Okta MFA device assigned to multiple users

Goal

Detects when the same device is registered as an MFA factor for multiple Okta user accounts within a short period.

Strategy

This rule monitors Okta logs for successful device.user.add events and tracks the number of distinct users (@usr.email) associated with the same device (@target.id). An MFA device should be unique to a single user. When the same device is enrolled across multiple accounts, it indicates that someone with access to those accounts is registering a single device they control as a shared authentication factor. This technique allows persistent access to all enrolled accounts through a single MFA device, bypassing the identity verification that MFA is designed to enforce.
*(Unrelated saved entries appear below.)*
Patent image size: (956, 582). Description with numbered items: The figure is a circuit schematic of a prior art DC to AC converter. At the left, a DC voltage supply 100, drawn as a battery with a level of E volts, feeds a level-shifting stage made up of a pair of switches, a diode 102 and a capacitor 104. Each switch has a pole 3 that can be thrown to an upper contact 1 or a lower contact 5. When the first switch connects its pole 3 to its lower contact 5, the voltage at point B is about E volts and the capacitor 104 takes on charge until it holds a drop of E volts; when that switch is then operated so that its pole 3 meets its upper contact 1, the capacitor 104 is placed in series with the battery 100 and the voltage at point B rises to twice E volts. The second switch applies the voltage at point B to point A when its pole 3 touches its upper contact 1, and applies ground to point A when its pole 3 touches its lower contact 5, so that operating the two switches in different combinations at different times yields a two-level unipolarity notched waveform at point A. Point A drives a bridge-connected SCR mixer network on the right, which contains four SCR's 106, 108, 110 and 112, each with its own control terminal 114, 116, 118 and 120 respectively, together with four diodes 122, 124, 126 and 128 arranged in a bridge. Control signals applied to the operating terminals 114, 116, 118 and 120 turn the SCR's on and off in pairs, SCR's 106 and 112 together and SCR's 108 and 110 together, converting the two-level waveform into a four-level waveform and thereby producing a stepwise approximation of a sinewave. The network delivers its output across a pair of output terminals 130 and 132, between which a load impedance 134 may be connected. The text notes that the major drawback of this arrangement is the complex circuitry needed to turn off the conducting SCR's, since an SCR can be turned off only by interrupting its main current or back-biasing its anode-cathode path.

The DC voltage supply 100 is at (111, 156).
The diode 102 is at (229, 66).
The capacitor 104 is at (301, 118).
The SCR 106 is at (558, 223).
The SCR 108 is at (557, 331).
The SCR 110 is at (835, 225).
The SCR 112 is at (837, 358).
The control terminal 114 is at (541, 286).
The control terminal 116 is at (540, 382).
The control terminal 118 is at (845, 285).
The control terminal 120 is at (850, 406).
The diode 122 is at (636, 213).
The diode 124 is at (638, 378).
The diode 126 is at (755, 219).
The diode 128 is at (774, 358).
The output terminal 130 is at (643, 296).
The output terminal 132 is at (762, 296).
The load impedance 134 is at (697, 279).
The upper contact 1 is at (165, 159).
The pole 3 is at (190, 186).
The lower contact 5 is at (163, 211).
The detection pattern is detailed by the team at Okta in their public repository.

Triage and response

  • Identify the device registered under {{@target.id}} and determine its type, such as a phone, hardware token, or authenticator app.
  • Review the list of user accounts that had the device added and assess whether these accounts share a legitimate relationship, such as a shared service account or test environment.
  • Examine who initiated each device.user.add event to determine if a single actor enrolled the device across all affected accounts.
  • Check whether the affected user accounts show other signs of compromise, such as password resets, new session activity, or logins from unfamiliar locations.
  • Determine if any of the affected accounts have elevated privileges, such as administrative roles, that would increase the impact of unauthorized access.
  • Remove the shared device from all affected accounts and require each user to re-enroll their own individual MFA factor.